All the above-enumerated tribes, except the Beothik indigenes of Newfoundland, belong to the great and widespread ALGONKIN group. (Algonkin is a word derived from the "Algommequin" of Champlain.) In the valley of the St. Lawrence the French first encountered those Indians whom they called Huron. This was a French word meaning "crested", because these people wore their hair in a great crest over the top and back of the head, which reminded the French of the appearance of a wild boar (Hure). The real name of the Hurons, who dwelt at a later date between Lakes Huron, Erie, Ontario, and the neighbourhood of Montreal, was Waiandot (Wyandot); but they went under a variety of other names, according to the clans, such as the Eries and the Atiwándoran or Neutral Nation. They were also called the "Good" Iroquois, to distinguish them from the six other nations, the IROQUOIS proper of the French Canadians, who signalized themselves by fiendish and frightful warfare against the French and the various tribes of Algonkin Indians. The Hurons and the rest of the six tribes grouped under the name of IROQUOIS [6] were of the same stock originally, forming a separate group like that of the Algonkins, though they are supposed to be related distantly to the Dakota or Siou. Amongst the "Six Nations" or tribes banded together in warfare and policy were the celebrated "Mohawks" who dwelt on the southern borders of the St. Lawrence basin and near Lake Champlain. As the others of the six nations (including the Senekas and Onondagas) inhabited the eastern United States, well outside the limits of Canada, they need not be referred to here.

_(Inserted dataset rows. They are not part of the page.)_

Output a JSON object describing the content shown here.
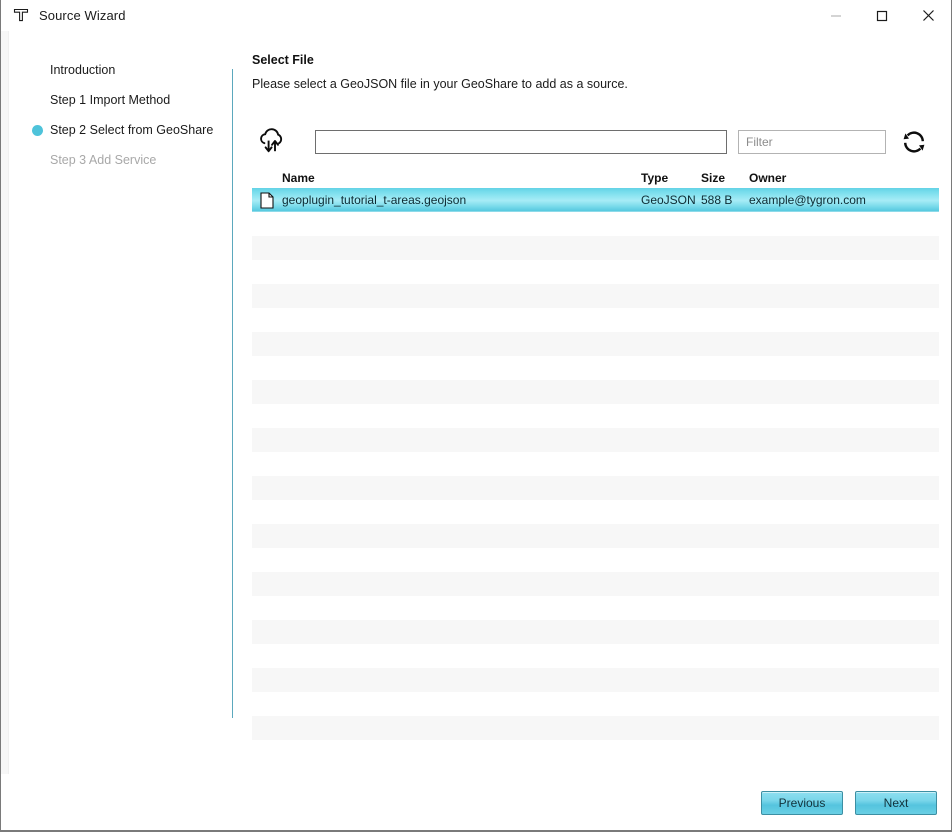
{
  "window": {
    "title": "Source Wizard",
    "logo_icon": "tygron-t-logo-icon",
    "controls": {
      "minimize_icon": "minimize-icon",
      "maximize_icon": "maximize-icon",
      "close_icon": "close-icon"
    }
  },
  "sidebar": {
    "steps": [
      {
        "label": "Introduction",
        "state": "done"
      },
      {
        "label": "Step 1 Import Method",
        "state": "done"
      },
      {
        "label": "Step 2 Select from GeoShare",
        "state": "current"
      },
      {
        "label": "Step 3 Add Service",
        "state": "disabled"
      }
    ],
    "current_marker_color": "#4ec3da"
  },
  "main": {
    "title": "Select File",
    "description": "Please select a GeoJSON file in your GeoShare to add as a source."
  },
  "toolbar": {
    "cloud_icon": "cloud-transfer-icon",
    "refresh_icon": "refresh-icon",
    "search": {
      "value": "",
      "placeholder": ""
    },
    "filter": {
      "value": "",
      "placeholder": "Filter"
    }
  },
  "table": {
    "columns": [
      {
        "key": "name",
        "label": "Name"
      },
      {
        "key": "type",
        "label": "Type"
      },
      {
        "key": "size",
        "label": "Size"
      },
      {
        "key": "owner",
        "label": "Owner"
      }
    ],
    "rows": [
      {
        "icon": "file-icon",
        "name": "geoplugin_tutorial_t-areas.geojson",
        "type": "GeoJSON",
        "size": "588 B",
        "owner": "example@tygron.com",
        "selected": true
      }
    ],
    "empty_row_count": 23,
    "selected_row_color": "#7fe0ee",
    "stripe_color": "#f7f7f7"
  },
  "footer": {
    "previous_label": "Previous",
    "next_label": "Next",
    "accent_color": "#55c4de"
  }
}
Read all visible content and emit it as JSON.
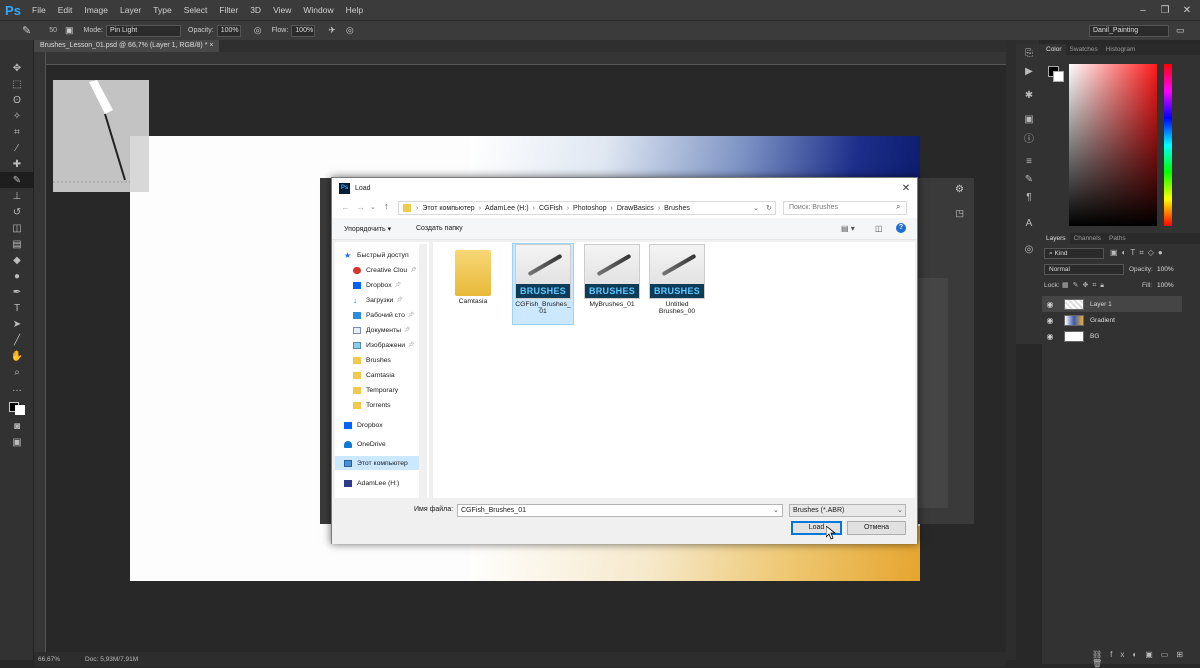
{
  "app": {
    "logo": "Ps",
    "menu": [
      "File",
      "Edit",
      "Image",
      "Layer",
      "Type",
      "Select",
      "Filter",
      "3D",
      "View",
      "Window",
      "Help"
    ],
    "workspace": "Danil_Painting"
  },
  "options": {
    "brush_size": "50",
    "mode_label": "Mode:",
    "mode_value": "Pin Light",
    "opacity_label": "Opacity:",
    "opacity_value": "100%",
    "flow_label": "Flow:",
    "flow_value": "100%"
  },
  "document": {
    "tab_title": "Brushes_Lesson_01.psd @ 66,7% (Layer 1, RGB/8) *"
  },
  "status": {
    "zoom": "66,67%",
    "doc": "Doc: 5,93M/7,91M"
  },
  "panels": {
    "color_tabs": [
      "Color",
      "Swatches",
      "Histogram"
    ],
    "layer_tabs": [
      "Layers",
      "Channels",
      "Paths"
    ],
    "kind_label": "Kind",
    "blend_mode": "Normal",
    "opacity_label": "Opacity:",
    "opacity_value": "100%",
    "lock_label": "Lock:",
    "fill_label": "Fill:",
    "fill_value": "100%",
    "layers": [
      "Layer 1",
      "Gradient",
      "BG"
    ],
    "colors": {
      "accent": "#31a8ff",
      "panel": "#323232",
      "foreground": "#000000",
      "background": "#ffffff"
    }
  },
  "dialog": {
    "title": "Load",
    "breadcrumb": [
      "Этот компьютер",
      "AdamLee (H:)",
      "CGFish",
      "Photoshop",
      "DrawBasics",
      "Brushes"
    ],
    "search_placeholder": "Поиск: Brushes",
    "organize": "Упорядочить ▾",
    "new_folder": "Создать папку",
    "nav": [
      {
        "label": "Быстрый доступ",
        "icon": "star-icon",
        "pinned": false
      },
      {
        "label": "Creative Clou",
        "icon": "creative-cloud-icon",
        "pinned": true
      },
      {
        "label": "Dropbox",
        "icon": "dropbox-icon",
        "pinned": true
      },
      {
        "label": "Загрузки",
        "icon": "download-icon",
        "pinned": true
      },
      {
        "label": "Рабочий сто",
        "icon": "desktop-icon",
        "pinned": true
      },
      {
        "label": "Документы",
        "icon": "documents-icon",
        "pinned": true
      },
      {
        "label": "Изображени",
        "icon": "pictures-icon",
        "pinned": true
      },
      {
        "label": "Brushes",
        "icon": "folder-icon",
        "pinned": false
      },
      {
        "label": "Camtasia",
        "icon": "folder-icon",
        "pinned": false
      },
      {
        "label": "Temporary",
        "icon": "folder-icon",
        "pinned": false
      },
      {
        "label": "Torrents",
        "icon": "folder-icon",
        "pinned": false
      },
      {
        "label": "Dropbox",
        "icon": "dropbox-icon",
        "pinned": false
      },
      {
        "label": "OneDrive",
        "icon": "onedrive-icon",
        "pinned": false
      },
      {
        "label": "Этот компьютер",
        "icon": "computer-icon",
        "pinned": false
      },
      {
        "label": "AdamLee (H:)",
        "icon": "drive-icon",
        "pinned": false
      }
    ],
    "files": [
      {
        "name": "Camtasia",
        "type": "folder"
      },
      {
        "name": "CGFish_Brushes_\n01",
        "type": "brush",
        "selected": true
      },
      {
        "name": "MyBrushes_01",
        "type": "brush"
      },
      {
        "name": "Untitled\nBrushes_00",
        "type": "brush"
      }
    ],
    "brush_badge": "BRUSHES",
    "filename_label": "Имя файла:",
    "filename_value": "CGFish_Brushes_01",
    "filetype": "Brushes (*.ABR)",
    "load_button": "Load",
    "cancel_button": "Отмена"
  }
}
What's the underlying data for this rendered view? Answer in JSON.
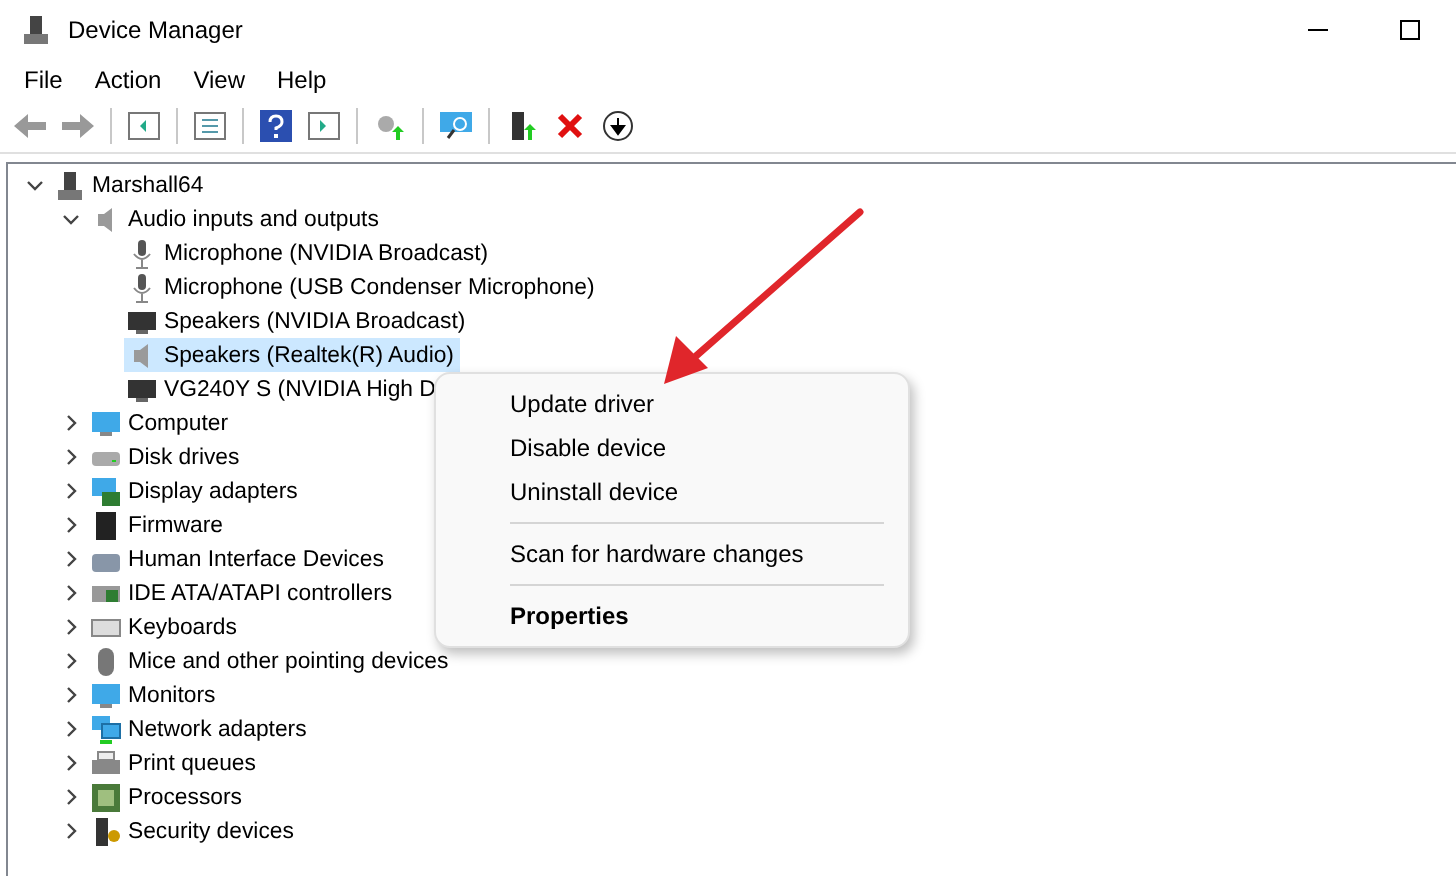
{
  "window": {
    "title": "Device Manager"
  },
  "menu": [
    "File",
    "Action",
    "View",
    "Help"
  ],
  "tree": {
    "label": "Marshall64",
    "kind": "computer",
    "expanded": true,
    "selected": false,
    "children": [
      {
        "label": "Audio inputs and outputs",
        "kind": "audio",
        "expanded": true,
        "selected": false,
        "children": [
          {
            "label": "Microphone (NVIDIA Broadcast)",
            "kind": "mic",
            "selected": false
          },
          {
            "label": "Microphone (USB Condenser Microphone)",
            "kind": "mic",
            "selected": false
          },
          {
            "label": "Speakers (NVIDIA Broadcast)",
            "kind": "screen",
            "selected": false
          },
          {
            "label": "Speakers (Realtek(R) Audio)",
            "kind": "audio",
            "selected": true
          },
          {
            "label": "VG240Y S (NVIDIA High D",
            "kind": "screen",
            "selected": false
          }
        ]
      },
      {
        "label": "Computer",
        "kind": "monitor",
        "expanded": false,
        "selected": false
      },
      {
        "label": "Disk drives",
        "kind": "disk",
        "expanded": false,
        "selected": false
      },
      {
        "label": "Display adapters",
        "kind": "display",
        "expanded": false,
        "selected": false
      },
      {
        "label": "Firmware",
        "kind": "chip",
        "expanded": false,
        "selected": false
      },
      {
        "label": "Human Interface Devices",
        "kind": "hid",
        "expanded": false,
        "selected": false
      },
      {
        "label": "IDE ATA/ATAPI controllers",
        "kind": "ide",
        "expanded": false,
        "selected": false
      },
      {
        "label": "Keyboards",
        "kind": "keyboard",
        "expanded": false,
        "selected": false
      },
      {
        "label": "Mice and other pointing devices",
        "kind": "mouse",
        "expanded": false,
        "selected": false
      },
      {
        "label": "Monitors",
        "kind": "monitor",
        "expanded": false,
        "selected": false
      },
      {
        "label": "Network adapters",
        "kind": "network",
        "expanded": false,
        "selected": false
      },
      {
        "label": "Print queues",
        "kind": "printer",
        "expanded": false,
        "selected": false
      },
      {
        "label": "Processors",
        "kind": "processor",
        "expanded": false,
        "selected": false
      },
      {
        "label": "Security devices",
        "kind": "security",
        "expanded": false,
        "selected": false
      }
    ]
  },
  "context_menu": [
    {
      "label": "Update driver",
      "kind": "item",
      "bold": false
    },
    {
      "label": "Disable device",
      "kind": "item",
      "bold": false
    },
    {
      "label": "Uninstall device",
      "kind": "item",
      "bold": false
    },
    {
      "kind": "separator"
    },
    {
      "label": "Scan for hardware changes",
      "kind": "item",
      "bold": false
    },
    {
      "kind": "separator"
    },
    {
      "label": "Properties",
      "kind": "item",
      "bold": true
    }
  ]
}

Between the South Saskatchewan, the Rocky Mountains, and Lake Superior, nearly outside the limits of the Canadian Dominion, was the great DAKOTA, or Siou group,[7] divided into the distinct tribe of Assiniboin or "Stone" Indians (because they used hot stones in cooking), the "Crows" or Absaroka, the Hidatsa or Minitari (also called Big Bellies, like the quite distinct Atsina of the Algonkin family), the Menómini (the most north-eastern amongst the Siouan tribes, and the first met with by the British and French Canadians south-west of Lake Superior), the Winnebagos on the southern borders of Manitoba, the Yanktons or Yanktonnais, the "Santi Siou" proper—generally calling themselves Dakota or Mdewakanton—and the "Tétons" along the northern Dakota frontier and into the Rocky Mountains—also known as Blackfeet, Sans Arcs ("without bows"), "Two-kettles", "Brulés" or "Burnt" Indians, &c.